Mr Bush made no mention of the proposal from Mr Kerry and other Democratic policy makers for a UN high commissioner.

The new Iraqi government "is obviously going to need help, it's only going to have partial control," Mr Pollack says. The top civilian "has to be an international figure, it shouldn't be an American".

The fifth and final stage of the Bush plan is supposed to happen over the course of 2005, with general elections by 31 January at the latest to a transitional assembly that will draw up a new constitution. Under this constitution, the first permanent and democratically empowered government of the new Iraq is supposed to be elected by the end of next year.

Public reaction to the speech divided along predictable party lines. Republicans hailed it as a forthright statement of a credible strategy. Democrats maintained it contained little new - and certainly not anything approaching an exit strategy. For Mr Kerry, who sets out his own prescription for Iraq tomorrow, the address was "mostly a rehash".

But the Democratic nominee presumptive has problems of his own. On paper at least, Mr Bush is doing much as Mr Kerry recommends, seeking to enlist international support and, as the Massachusetts senator urges, "taking the American face off the occupation".

Despite weeks of bad news for the President, Mr Kerry has failed to open up a real lead in the polls.

He is also hampered by his original congressional vote in October 2002, giving Mr Bush carte blanche to go to war. Americans, the polls say, do not believe the Democratic candidate would have a more effective policy for Iraq. They still feel Mr Bush is the better man to protect the country from the international terrorist threat.

But the biggest potential threat to Mr Bush comes from within his own party.

Strains arising from the Iraq crisis have provoked open dissent in Republican ranks. Whether his speech in Pennsylvania will put an end to the quarrelling remains to be seen - but it was divisions among Republicans that contributed to the defeat of George Bush Senior in 1992.

SOUNDBITES FROM THE SPEECH

"There are difficult days ahead, and the way forward may sometimes appear chaotic."

"We've seen images of a young American facing decapitation. This vile display shows a contempt for all the rules of warfare and all the bounds of civilised behaviour."

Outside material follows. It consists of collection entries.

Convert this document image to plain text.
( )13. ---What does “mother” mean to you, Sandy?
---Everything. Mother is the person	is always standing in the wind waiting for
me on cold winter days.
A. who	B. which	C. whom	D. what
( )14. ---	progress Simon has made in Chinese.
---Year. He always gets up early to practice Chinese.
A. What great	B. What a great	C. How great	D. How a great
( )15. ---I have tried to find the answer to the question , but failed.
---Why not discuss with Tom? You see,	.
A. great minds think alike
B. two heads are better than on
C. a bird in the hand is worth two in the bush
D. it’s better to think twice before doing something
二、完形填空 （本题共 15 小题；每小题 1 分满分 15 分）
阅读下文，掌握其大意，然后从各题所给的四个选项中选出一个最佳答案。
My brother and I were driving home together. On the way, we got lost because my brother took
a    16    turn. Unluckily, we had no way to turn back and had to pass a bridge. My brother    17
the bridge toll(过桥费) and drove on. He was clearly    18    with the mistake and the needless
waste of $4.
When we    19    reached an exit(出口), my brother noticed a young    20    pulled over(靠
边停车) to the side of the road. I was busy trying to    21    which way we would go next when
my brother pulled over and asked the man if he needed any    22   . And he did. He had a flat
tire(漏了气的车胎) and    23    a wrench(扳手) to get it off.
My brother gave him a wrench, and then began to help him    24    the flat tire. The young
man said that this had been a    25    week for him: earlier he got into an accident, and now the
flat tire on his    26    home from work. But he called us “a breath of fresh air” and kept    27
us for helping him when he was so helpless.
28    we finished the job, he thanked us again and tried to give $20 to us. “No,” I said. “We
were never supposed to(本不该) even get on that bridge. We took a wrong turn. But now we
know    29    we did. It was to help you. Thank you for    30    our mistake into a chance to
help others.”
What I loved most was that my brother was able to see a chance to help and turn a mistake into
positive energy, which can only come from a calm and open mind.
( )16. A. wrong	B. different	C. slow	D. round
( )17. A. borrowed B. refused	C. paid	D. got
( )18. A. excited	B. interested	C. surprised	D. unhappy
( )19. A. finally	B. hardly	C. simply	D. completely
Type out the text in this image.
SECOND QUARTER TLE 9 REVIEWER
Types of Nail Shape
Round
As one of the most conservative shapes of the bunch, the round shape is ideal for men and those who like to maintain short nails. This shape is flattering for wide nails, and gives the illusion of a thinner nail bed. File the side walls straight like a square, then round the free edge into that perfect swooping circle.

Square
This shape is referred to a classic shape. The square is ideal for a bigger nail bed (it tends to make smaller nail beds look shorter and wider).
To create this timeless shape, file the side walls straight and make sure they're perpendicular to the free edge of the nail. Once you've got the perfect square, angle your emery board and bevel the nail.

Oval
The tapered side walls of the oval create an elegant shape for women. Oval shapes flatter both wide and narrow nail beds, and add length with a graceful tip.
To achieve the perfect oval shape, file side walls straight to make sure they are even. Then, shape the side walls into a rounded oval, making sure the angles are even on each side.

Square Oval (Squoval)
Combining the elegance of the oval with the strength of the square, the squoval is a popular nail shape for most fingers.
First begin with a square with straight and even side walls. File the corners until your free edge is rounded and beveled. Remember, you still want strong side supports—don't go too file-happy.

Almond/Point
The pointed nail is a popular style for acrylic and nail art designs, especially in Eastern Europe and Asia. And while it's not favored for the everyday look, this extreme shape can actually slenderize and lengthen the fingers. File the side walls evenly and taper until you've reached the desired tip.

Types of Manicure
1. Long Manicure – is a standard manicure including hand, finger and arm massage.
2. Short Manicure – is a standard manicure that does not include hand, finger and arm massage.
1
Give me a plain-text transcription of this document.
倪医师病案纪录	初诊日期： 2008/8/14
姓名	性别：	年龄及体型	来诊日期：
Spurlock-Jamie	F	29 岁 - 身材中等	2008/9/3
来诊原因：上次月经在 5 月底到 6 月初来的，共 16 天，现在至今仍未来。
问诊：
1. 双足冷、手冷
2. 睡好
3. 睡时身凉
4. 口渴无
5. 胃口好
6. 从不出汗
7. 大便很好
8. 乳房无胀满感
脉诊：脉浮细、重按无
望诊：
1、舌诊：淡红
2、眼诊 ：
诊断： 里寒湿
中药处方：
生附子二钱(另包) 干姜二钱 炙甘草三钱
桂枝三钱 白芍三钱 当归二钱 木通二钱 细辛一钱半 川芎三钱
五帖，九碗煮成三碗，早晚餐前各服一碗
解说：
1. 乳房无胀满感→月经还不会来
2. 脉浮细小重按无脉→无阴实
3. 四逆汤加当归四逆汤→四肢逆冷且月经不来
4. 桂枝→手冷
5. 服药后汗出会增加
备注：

"The mission of our forces is demanding and dangerous. Our troops are showing exceptional skill and courage. I thank them for their sacrifices and their duty."

"A new Iraq will need a well-supervised, humane prison system. Under the dictator, prisons like Abu Ghraib were symbols of death and torture. That same prison became a symbol of disgraceful conduct by a few American troops who dishonoured our country and disregarded our values."

"The interim government will exercise full sovereignty until elections are held."

"Iraqis are proud people who resent foreign control of their affairs, just as we would."